Valley Outdoor, Inc., a California Corporation v. City of Riverside, a California Municipal Corporation Stephen Whyld, an Individual Does, 1-50

FRIEDMAN, Circuit Judge,

concurring

in the result:

Although I disagree with some of the court’s statements in its opinion, I agree that the district court’s judgment for the City as a matter of law cannot stand, and that the case should be remanded to that court for trial proceedings.

The City requires that before beginning the construction of a billboard, one must apply for and receive a permit. Valley did not do so. Instead, it began construction and laid concrete foundations for five billboards. After this work had been done without a permit, it then sought a permit from the City, which rejected its request.

If that were all the case involved, the outcome would be clear and simple. Because Valley had not complied with the City’s permit requirement and offered no explanation, reasonable or otherwise, for its failure to do so, the City justifiably rejected Valley’s belated efforts to cure its noncompliance by its attempt retroactively to obtain' a permit. Although Valley now states that applying for a permit before starting construction would have been futile, there is no way of knowing what the City would have done if an application had been filed. If Valley had made a good faith endeavor to obtain a permit before beginning construction, perhaps the differences between Valley and the City over the appropriate location of the billboards could have been settled through compromise.

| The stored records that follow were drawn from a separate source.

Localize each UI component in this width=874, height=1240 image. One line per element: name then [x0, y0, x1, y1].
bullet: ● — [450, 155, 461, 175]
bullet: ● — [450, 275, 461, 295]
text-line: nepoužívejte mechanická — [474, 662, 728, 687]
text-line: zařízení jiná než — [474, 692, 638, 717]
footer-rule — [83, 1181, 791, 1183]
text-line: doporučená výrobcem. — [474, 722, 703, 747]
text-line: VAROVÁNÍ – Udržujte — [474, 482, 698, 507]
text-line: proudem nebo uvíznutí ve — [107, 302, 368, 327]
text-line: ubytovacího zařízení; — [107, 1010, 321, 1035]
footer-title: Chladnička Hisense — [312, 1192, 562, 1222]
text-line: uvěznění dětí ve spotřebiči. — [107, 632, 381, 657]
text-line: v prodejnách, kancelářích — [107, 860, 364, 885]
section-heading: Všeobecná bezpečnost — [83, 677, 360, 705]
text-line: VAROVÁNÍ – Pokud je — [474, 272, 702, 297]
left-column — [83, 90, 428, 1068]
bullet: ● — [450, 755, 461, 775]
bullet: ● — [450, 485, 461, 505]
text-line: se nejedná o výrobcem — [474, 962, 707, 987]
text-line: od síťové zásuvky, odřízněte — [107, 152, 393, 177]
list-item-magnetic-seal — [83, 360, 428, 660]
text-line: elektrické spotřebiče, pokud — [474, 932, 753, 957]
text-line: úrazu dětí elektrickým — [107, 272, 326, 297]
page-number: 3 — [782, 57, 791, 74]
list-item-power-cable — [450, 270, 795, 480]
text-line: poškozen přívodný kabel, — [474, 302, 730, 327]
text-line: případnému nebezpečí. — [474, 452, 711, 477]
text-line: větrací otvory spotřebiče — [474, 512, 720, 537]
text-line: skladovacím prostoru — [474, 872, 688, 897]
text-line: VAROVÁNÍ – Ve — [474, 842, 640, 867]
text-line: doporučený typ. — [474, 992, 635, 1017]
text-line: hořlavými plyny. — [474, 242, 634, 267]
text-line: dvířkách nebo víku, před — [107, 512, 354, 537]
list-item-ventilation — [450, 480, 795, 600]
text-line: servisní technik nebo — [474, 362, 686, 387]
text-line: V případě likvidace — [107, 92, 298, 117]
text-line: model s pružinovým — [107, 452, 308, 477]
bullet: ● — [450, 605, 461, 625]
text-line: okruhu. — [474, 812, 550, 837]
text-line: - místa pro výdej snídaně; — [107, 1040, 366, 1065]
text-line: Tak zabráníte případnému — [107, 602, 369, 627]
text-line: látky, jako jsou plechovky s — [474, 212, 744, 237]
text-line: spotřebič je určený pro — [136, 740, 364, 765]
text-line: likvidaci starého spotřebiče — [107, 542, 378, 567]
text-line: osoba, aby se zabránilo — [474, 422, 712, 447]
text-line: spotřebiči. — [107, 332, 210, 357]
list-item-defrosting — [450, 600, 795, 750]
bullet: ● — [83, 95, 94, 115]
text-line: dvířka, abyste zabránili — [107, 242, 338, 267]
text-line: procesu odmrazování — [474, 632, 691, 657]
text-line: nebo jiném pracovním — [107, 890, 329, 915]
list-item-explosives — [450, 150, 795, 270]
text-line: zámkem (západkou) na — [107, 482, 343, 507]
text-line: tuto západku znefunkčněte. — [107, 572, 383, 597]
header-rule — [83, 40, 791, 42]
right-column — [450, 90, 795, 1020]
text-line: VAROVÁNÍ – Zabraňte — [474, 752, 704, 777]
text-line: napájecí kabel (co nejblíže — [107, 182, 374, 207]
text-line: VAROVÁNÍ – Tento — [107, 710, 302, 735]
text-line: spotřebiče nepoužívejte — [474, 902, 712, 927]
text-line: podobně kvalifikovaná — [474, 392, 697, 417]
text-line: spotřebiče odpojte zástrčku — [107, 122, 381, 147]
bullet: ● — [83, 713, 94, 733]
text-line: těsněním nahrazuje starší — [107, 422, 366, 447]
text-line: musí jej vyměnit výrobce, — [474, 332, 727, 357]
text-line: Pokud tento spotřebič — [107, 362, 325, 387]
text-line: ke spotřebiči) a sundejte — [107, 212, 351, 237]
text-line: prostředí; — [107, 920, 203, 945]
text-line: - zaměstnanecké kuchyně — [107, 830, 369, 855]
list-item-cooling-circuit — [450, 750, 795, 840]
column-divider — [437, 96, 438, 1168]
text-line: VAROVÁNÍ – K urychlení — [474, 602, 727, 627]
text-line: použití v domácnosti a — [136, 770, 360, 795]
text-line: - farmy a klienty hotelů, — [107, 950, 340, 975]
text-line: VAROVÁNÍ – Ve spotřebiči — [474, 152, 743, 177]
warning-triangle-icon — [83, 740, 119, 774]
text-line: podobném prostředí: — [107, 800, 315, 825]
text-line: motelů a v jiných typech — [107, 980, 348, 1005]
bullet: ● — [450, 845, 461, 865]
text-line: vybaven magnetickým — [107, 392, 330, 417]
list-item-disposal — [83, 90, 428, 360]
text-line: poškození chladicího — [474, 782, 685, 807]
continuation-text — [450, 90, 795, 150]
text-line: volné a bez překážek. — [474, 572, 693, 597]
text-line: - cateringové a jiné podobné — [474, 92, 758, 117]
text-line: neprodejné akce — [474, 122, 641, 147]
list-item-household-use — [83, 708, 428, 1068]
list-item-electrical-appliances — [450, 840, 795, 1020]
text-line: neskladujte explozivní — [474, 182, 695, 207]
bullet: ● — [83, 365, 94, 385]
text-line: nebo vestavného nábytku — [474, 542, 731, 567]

The situation, however, is not that simple. The City’s permit procedure includes detailed provisions by which it may grant a permit after construction has been begun or even been completed. Valley attempted to invoke that procedure, but the City rejected Valley’s belated attempt to obtain a permit on grounds that at least suggest that the City had already decided not to authorize retroactively Valley’s billboards. The City’s stated reasons for returning the second permit application, after construction of the billboards had been completed, were that Valley had improperly identified the color and material used for the uprights and had not given precise street addresses for two of the billboards. As the court suggests in its opinion, these deficiencies seem more appropriate to be dealt with through a correction letter than by rejecting the application.

I concur in the result in this case because I think that the further explication and development of the facts that the court’s opinion apparently contemplates would facilitate the ultimate final disposition of this complex and complicated case. I hope that evidence would be developed addressing these items: (1) Valley’s reasons, if any, for not seeking a permit before beginning construction of the billboards (other than its claim that such application would have been futile); and (2) the City’s reasons for apparently not considering the merits of Valley’s retroactive request for a permit or for denying that request (other than the City’s apparent position that it has absolute discretion to grant or deny a permit without stating a reason).